Contact the Gallatin MA Writing Specialists to plan your semester’s writing projects, generate ideas, organize next steps, and receive feedback on early or completed drafts. Schedule an individual consultation with Marnie Brady or Mara de Gennaro using the hyperlinks below, or via email.
In addition to individual consultations and group workshops, we encourage you to join an informal writing group! These student-centered gatherings provide a space for weekly feedback and brainstorming around specific concerns ranging from thesis methodology to organization, and local problems in writing. Although we focus on writing and editing strategies tailored to the demands of completing thesis projects, all Gallatin M.A. students are welcome.
Writing Group in the Social Sciences: Contact Marnie Brady
Writing Group in the Arts and Humanities: Contact Mara de Gennaro
Every semester Gallatin writing specialists offer a series of writing workshops.
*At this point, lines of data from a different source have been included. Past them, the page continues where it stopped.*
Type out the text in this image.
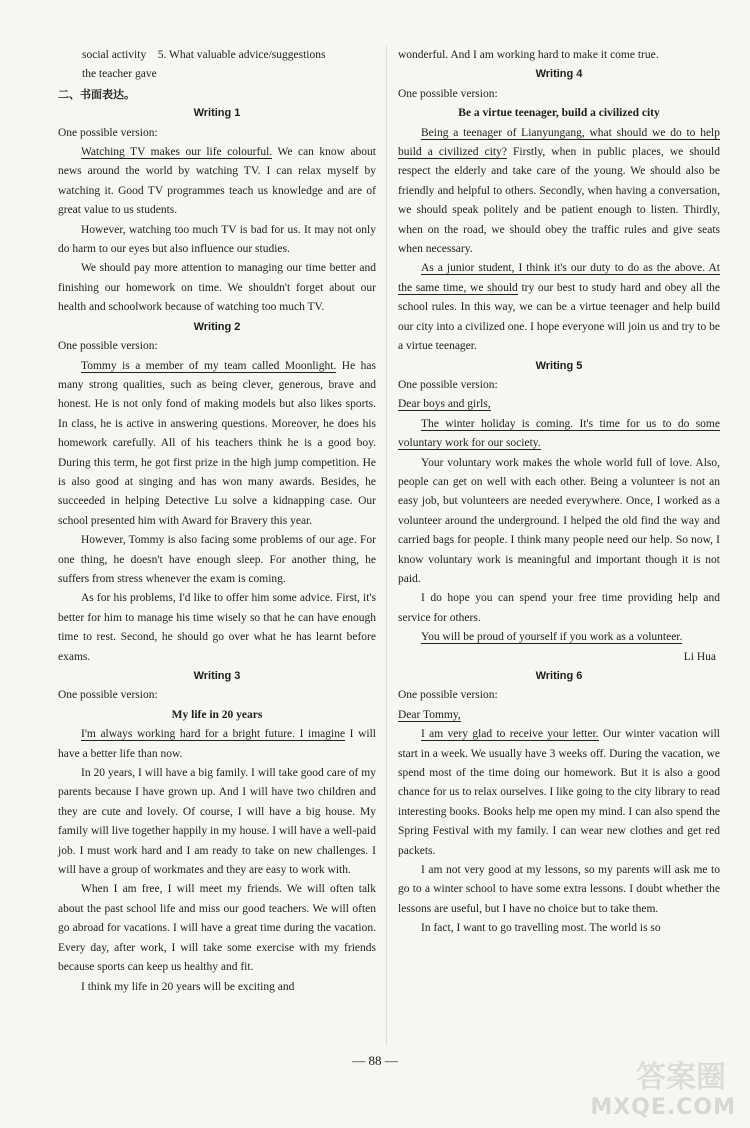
social activity 5. What valuable advice/suggestions

the teacher gave

二、书面表达。

Writing 1

One possible version:

Watching TV makes our life colourful. We can know about news around the world by watching TV. I can relax myself by watching it. Good TV programmes teach us knowledge and are of great value to us students.

However, watching too much TV is bad for us. It may not only do harm to our eyes but also influence our studies.

We should pay more attention to managing our time better and finishing our homework on time. We shouldn't forget about our health and schoolwork because of watching too much TV.

Writing 2

One possible version:

Tommy is a member of my team called Moonlight. He has many strong qualities, such as being clever, generous, brave and honest. He is not only fond of making models but also likes sports. In class, he is active in answering questions. Moreover, he does his homework carefully. All of his teachers think he is a good boy. During this term, he got first prize in the high jump competition. He is also good at singing and has won many awards. Besides, he succeeded in helping Detective Lu solve a kidnapping case. Our school presented him with Award for Bravery this year.

However, Tommy is also facing some problems of our age. For one thing, he doesn't have enough sleep. For another thing, he suffers from stress whenever the exam is coming.

As for his problems, I'd like to offer him some advice. First, it's better for him to manage his time wisely so that he can have enough time to rest. Second, he should go over what he has learnt before exams.

Writing 3

One possible version:

My life in 20 years

I'm always working hard for a bright future. I imagine I will have a better life than now.

In 20 years, I will have a big family. I will take good care of my parents because I have grown up. And I will have two children and they are cute and lovely. Of course, I will have a big house. My family will live together happily in my house. I will have a well-paid job. I must work hard and I am ready to take on new challenges. I will have a group of workmates and they are easy to work with.

When I am free, I will meet my friends. We will often talk about the past school life and miss our good teachers. We will often go abroad for vacations. I will have a great time during the vacation. Every day, after work, I will take some exercise with my friends because sports can keep us healthy and fit.

I think my life in 20 years will be exciting and

wonderful. And I am working hard to make it come true.

Writing 4

One possible version:

Be a virtue teenager, build a civilized city

Being a teenager of Lianyungang, what should we do to help build a civilized city? Firstly, when in public places, we should respect the elderly and take care of the young. We should also be friendly and helpful to others. Secondly, when having a conversation, we should speak politely and be patient enough to listen. Thirdly, when on the road, we should obey the traffic rules and give seats when necessary.

As a junior student, I think it's our duty to do as the above. At the same time, we should try our best to study hard and obey all the school rules. In this way, we can be a virtue teenager and help build our city into a civilized one. I hope everyone will join us and try to be a virtue teenager.

Writing 5

One possible version:

Dear boys and girls,

The winter holiday is coming. It's time for us to do some voluntary work for our society.

Your voluntary work makes the whole world full of love. Also, people can get on well with each other. Being a volunteer is not an easy job, but volunteers are needed everywhere. Once, I worked as a volunteer around the underground. I helped the old find the way and carried bags for people. I think many people need our help. So now, I know voluntary work is meaningful and important though it is not paid.

I do hope you can spend your free time providing help and service for others.

You will be proud of yourself if you work as a volunteer.

Li Hua

Writing 6

One possible version:

Dear Tommy,

I am very glad to receive your letter. Our winter vacation will start in a week. We usually have 3 weeks off. During the vacation, we spend most of the time doing our homework. But it is also a good chance for us to relax ourselves. I like going to the city library to read interesting books. Books help me open my mind. I can also spend the Spring Festival with my family. I can wear new clothes and get red packets.

I am not very good at my lessons, so my parents will ask me to go to a winter school to have some extra lessons. I doubt whether the lessons are useful, but I have no choice but to take them.

In fact, I want to go travelling most. The world is so

— 88 —	答案圈
MXQE.COM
Check out their calendar here for more details.
Marnie Brady received her Ph.D. in Sociology at the CUNY Graduate Center. Her current research examines the contemporary relationship between labor and housing in the case of private equity investments. Her essays and case studies, which center on urban politics and social movements, have been published in Progressive Planning, Poverty & Race, and Formations: The Graduate Center Journal of Social Science Research, and Cities: The International Journal of Urban Policy and Planning, and in the volumes New Labor in New York, and Revolting New York (2017). Marnie is a Mellon Writing Mentor Fellow at the Macaulay Honors College where she also works in digital teaching and learning. Marnie’s research and teaching interests developed through her more than ten years of work in public policy and community organizing. She holds a B.A. in International Studies from American University, and an M.Phil. in Sociology from the CUNY Graduate Center.
Mara de Gennaro (Ph.D, Columbia University) teaches interdisciplinary global theory and critical writing in Gallatin's M.A. Program. Her research specialties are 20th-century transatlantic and Caribbean literatures, comparative modernisms, and postcolonial studies. She is the author of Modernism after Postcolonialism: Toward a Nonterritorial Comparative Literature, published by Johns Hopkins University Press in 2020. Her articles have appeared in such journals as Textual Practice, Comparative Literature Studies, Paideuma, differences, and The Yale Journal of Criticism, and in numerous book collections, including the ACLA’s most recent decennial report on the state of the discipline, Futures of Comparative Literature (Routledge, 2017).